A A+ A++

Jacek Piórkowski i polskie studio Spectrum Studios znaleźli się w centrum uwagi po tym, jak na mediach społecznościowych rozeszły się informacje o obowiązkowych sesjach w saunie.

Źródło fot. Midjourney.

i

Sauna obowiązkowa

Tak z początku prezentowała się sprawa, którą nagłośnił Adrian Chmielarz na Facebooku. Z konwersacji, która miała miejsce między scenarzystką Aleksandrą Wolną a Jackiem Piórkowskim (szefem Spectrum Studios) wynikało, że – pracownice, nazwane przez niego „jego dziewczynami od narracji” udały się z nim do sauny w celu stworzenia „niesamowitej” koncepcji scenariusza (proof of concept). Sama oferta pracy na LinkedIn miała zawierać wymóg „nagich sesji w saunie”.

Wpis Chmielarza jest dość dosadny.Źródło: Adrian Chmielarz / Facebook.

By było jeszcze ciekawiej, wspomniana przez Piórkowskiego scenarzystka Magdalena Kucenty, z którą mają się kontaktować kandydaci w sprawie zadania rekrutacyjnego, wcale nie pracuje w studiu.
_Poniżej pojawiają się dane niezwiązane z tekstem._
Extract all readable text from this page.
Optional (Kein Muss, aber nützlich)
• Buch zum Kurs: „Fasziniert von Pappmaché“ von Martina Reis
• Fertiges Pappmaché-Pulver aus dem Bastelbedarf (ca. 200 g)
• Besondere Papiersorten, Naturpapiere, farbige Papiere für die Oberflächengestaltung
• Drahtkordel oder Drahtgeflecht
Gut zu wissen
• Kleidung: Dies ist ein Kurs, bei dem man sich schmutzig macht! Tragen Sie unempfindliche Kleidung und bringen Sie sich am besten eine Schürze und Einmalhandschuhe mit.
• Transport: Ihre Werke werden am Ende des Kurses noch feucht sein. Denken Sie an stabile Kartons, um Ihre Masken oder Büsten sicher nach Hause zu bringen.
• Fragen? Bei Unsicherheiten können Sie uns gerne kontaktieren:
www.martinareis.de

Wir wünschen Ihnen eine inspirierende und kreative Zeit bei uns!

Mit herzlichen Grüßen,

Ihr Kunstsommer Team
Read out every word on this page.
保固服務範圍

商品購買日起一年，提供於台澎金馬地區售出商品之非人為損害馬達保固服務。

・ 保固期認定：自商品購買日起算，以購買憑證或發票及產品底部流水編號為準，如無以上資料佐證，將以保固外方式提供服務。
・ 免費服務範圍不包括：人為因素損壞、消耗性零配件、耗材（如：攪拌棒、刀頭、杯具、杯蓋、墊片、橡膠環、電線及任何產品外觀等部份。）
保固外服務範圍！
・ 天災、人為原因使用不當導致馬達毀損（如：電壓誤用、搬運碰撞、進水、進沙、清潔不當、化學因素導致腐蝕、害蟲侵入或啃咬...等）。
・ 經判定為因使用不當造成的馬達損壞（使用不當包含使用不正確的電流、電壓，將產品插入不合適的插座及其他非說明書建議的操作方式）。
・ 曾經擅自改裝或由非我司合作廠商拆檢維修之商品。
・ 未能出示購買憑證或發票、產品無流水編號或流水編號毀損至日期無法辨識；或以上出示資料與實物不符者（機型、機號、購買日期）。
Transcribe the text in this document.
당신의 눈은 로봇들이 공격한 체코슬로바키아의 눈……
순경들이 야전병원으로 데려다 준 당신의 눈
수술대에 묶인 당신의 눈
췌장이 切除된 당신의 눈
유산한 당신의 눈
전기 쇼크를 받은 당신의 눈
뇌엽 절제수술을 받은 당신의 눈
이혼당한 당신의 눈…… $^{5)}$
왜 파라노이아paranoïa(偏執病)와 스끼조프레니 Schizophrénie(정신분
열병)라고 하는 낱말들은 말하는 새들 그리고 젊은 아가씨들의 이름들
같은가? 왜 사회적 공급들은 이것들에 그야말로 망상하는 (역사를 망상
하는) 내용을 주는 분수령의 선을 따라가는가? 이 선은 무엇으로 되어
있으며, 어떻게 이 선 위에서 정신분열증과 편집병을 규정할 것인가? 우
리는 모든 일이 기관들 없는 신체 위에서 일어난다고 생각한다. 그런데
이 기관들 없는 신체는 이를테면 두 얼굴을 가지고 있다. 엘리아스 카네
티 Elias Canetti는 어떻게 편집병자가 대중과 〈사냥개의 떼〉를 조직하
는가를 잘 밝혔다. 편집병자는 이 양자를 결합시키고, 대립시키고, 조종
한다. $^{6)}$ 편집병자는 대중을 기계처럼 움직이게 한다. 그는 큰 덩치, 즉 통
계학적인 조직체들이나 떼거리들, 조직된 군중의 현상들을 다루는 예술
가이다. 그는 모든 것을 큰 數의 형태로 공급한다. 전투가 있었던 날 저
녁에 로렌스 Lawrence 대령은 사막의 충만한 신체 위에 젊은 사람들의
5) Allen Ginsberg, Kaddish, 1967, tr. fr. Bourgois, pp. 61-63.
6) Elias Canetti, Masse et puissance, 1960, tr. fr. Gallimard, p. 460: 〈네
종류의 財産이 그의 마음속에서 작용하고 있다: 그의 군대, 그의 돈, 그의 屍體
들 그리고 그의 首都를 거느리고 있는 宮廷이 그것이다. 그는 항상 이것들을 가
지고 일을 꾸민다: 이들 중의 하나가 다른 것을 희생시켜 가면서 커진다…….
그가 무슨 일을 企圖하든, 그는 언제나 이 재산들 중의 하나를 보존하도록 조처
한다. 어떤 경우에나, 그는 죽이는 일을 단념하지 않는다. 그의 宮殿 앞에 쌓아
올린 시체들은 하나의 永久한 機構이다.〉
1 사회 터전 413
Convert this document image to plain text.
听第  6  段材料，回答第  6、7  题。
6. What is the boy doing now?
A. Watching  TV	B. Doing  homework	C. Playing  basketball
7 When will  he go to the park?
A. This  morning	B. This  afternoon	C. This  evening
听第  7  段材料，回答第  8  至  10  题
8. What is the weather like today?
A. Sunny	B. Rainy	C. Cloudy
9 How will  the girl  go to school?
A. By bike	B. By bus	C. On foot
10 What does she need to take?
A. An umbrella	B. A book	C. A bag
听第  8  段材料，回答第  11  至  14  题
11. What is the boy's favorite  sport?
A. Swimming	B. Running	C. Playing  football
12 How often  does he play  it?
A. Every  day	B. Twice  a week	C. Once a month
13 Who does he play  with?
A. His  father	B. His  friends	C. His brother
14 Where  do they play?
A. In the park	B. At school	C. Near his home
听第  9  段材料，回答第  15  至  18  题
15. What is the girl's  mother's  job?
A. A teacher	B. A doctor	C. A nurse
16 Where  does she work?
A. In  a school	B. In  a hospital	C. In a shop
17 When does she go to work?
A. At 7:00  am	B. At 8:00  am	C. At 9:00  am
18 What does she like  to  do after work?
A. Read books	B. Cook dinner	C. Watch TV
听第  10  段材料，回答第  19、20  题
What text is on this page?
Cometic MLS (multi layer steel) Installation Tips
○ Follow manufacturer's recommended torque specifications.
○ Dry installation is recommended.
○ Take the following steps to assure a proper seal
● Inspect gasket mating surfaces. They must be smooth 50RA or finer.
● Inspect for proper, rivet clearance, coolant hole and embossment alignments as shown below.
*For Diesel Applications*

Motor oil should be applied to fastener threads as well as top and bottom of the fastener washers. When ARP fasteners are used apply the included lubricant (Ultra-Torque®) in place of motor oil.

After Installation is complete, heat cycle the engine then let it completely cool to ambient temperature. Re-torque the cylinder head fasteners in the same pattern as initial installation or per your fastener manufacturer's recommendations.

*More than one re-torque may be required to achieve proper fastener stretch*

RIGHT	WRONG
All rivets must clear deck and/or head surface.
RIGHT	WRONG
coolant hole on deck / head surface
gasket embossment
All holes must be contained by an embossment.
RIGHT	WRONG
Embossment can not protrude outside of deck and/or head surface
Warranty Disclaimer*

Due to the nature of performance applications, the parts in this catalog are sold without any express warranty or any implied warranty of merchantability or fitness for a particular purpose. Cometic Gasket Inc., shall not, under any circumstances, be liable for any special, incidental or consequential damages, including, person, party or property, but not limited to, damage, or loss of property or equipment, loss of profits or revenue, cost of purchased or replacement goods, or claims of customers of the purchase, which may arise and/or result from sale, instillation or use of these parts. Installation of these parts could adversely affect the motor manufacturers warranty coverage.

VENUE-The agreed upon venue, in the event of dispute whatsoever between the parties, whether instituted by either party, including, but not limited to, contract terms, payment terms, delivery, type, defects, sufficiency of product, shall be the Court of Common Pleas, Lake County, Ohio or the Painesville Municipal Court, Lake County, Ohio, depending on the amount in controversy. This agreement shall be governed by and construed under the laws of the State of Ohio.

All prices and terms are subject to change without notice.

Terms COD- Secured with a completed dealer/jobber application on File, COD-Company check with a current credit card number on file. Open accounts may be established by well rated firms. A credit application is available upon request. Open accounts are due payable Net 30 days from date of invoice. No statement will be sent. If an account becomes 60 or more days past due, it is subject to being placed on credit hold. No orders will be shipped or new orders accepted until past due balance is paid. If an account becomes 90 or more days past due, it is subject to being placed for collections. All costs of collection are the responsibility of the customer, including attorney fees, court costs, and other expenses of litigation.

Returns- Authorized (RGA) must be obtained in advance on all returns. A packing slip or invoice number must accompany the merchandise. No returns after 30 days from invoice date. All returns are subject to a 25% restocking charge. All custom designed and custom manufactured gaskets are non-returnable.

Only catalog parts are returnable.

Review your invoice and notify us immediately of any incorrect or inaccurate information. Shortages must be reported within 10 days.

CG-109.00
Jak się bowiem okazuje, twórca był tylko jej uczniem na kursie projektowania narracji i to w ramach tych zajęć Kucenty doradziła mu co do jego projektu.

Co więcej, Piórkowski odsyłał zainteresowanych pracą do niej, mimo że Kucenty jeszcze nie odpowiedziała na jego prośbę w tej sprawie (jako że rzadko korzysta z mediów społecznościowych). Dopiero teraz, po wiadomościach od dwóch kandydatów, scenarzystka dowiedziała się o całej sprawie (via Natalia Wylezińska w serwisie X).

Aktualizacja: Magdalena Kuncety opublikowała oświadczenie na Facebooku, w którym raz jeszcze potwierdziła, że nie była świadoma działań Jacka Piórkowskiego i „szastania jej nazwiskiem” bez jej zgody.

Oświadczenie Magdaleny Kuncety.Źródło: Magdalena Kuncenty / Facebook.

Saunamistrzyni

Po tym, jak sprawa przebiła się do mainstreamu, poprosiliśmy o komentarz zarówno Piórkowskiego, jak i Aleksandrę Wolną (która jest wieloletnią współpracowniczką GRYOnline). Szef Spectrum Studios poinformował, że około godziny 12-13 powinien pojawić się filmik odnoszący się do sprawy. W międzyczasie twórca podzielił się swoją rozmową ze scenarzystką.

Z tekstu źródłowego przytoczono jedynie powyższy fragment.